Essa realidade foi sentida pela social media Emanuelle Ramos, diagnosticada em 2020, após conviver com os sintomas durante a adolescência. “Sempre acordei me sentindo cansada, como se um caminhão tivesse passado por cima de mim. Minhas dores eram constantes, e como não apareciam em exames, os médicos não conseguiam encontrar uma explicação. Muitas pessoas diziam que era preguiça ou que eu estava inventando. O reconhecimento da fibromialgia como deficiência é um grito de respeito, uma forma de reconhecer que isso é real,” conta.

A invisibilidade social é uma das experiências mais dolorosas enfrentadas por esses pacientes. Emanuelle relembra o preconceito que encontrou ao utilizar filas preferenciais ou solicitar adaptações. “As pessoas costumam olhar torto, achando que estamos tentando levar vantagem. O fato de algo não ser visível não significa que não seja real. Para mim, a lei é essencial, pois fornece respaldo. Ela força a sociedade a reconhecer que a fibromialgia existe, que limita as pessoas e que precisamos de suporte,” afirma. A nova legislação institui também um programa nacional de proteção para pessoas com fibromialgia, síndrome da fadiga crônica e síndrome complexa de dor regional.

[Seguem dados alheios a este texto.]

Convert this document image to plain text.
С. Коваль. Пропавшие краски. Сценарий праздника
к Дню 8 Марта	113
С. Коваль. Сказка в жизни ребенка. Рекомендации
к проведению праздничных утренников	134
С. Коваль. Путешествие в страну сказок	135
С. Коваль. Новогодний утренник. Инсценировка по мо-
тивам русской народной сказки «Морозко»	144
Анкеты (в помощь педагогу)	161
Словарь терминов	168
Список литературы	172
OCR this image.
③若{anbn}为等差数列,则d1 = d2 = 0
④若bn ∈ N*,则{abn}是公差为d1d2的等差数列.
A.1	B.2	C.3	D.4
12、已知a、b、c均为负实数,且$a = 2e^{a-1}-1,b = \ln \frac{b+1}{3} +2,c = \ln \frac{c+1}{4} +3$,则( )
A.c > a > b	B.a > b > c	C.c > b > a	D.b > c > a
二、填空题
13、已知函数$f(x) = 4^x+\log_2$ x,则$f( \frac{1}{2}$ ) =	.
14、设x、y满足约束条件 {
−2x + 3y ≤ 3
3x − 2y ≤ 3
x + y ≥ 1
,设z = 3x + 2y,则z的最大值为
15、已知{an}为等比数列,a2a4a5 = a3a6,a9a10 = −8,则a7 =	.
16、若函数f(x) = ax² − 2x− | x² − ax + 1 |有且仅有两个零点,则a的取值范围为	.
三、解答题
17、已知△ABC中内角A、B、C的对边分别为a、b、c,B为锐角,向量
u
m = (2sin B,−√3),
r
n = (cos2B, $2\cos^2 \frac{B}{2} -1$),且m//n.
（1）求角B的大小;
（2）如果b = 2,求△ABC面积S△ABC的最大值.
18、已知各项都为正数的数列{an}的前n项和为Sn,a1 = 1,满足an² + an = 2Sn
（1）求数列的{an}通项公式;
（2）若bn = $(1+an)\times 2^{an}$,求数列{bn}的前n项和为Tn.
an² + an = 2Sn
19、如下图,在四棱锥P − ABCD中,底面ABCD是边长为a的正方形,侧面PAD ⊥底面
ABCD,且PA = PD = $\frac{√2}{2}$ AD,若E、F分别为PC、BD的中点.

Combate ao estigma e dignidade para os pacientes

O reumatologista destaca que essa é uma das maiores conquistas da nova legislação. “O ganho mais significativo é a validação. Por décadas, pacientes ouviram que sua dor era uma invenção. Agora, o Estado brasileiro reconhece oficialmente: esta é uma doença real e incapacitante. Isso ajuda a combater o estigma e a conferir dignidade ao paciente,” ressalta.

O especialista acrescenta, no entanto, que a categorização como pessoa com deficiência (PCD) não é automática. “Uma avaliação biopsicossocial, realizada por uma equipe multidisciplinar, será necessária para verificar o grau de limitação do paciente. Somente depois disso, ele poderá acessar benefícios como cotas em concursos, isenções fiscais na compra de veículos e adaptações no ambiente de trabalho. Trata-se de uma ferramenta poderosa para inclusão social e profissional,” explica.

Outro aspecto importante da lei é a ampliação do atendimento pelo SUS. Até então, a maioria dos pacientes dependia do setor privado, com altos custos. Emanuelle reconhece que teve acesso à fisioterapia, pilates, psicoterapia e psiquiatria, mas também tem consciência de que essa não é a realidade de muitos. “Tratamentos não são baratos. Se o SUS conseguir fornecer fisioterapia e acompanhamento médico e psicológico, isso mudará a vida de milhares de pessoas. É a diferença entre ter qualidade de vida e viver em sofrimento,” avalia.

O reumatologista reforça a importância dessa inclusão. “O atendimento especializado no SUS, com reumatologistas e equipes multidisciplinares, vai reduzir a jornada dos pacientes, evitando anos de espera pelo diagnóstico e permitindo o início precoce do tratamento. É uma inovação e um avanço significativo.” Para Emanuelle, cada pequeno progresso merece celebração. “Levantar da cama, escovar os dentes e tomar um banho em dias de dores intensas… tudo isso é uma conquista. A lei pode não curar, mas nos dá força para continuar, pois demonstra que, finalmente, estamos sendo vistos,” conclui.

André Franco finaliza: “O reconhecimento oficial não só facilita o acesso a políticas públicas, mas também educa a sociedade. Fibromialgia não é preguiça nem capricho. É uma condição séria que demanda empatia, cuidados e respeito.”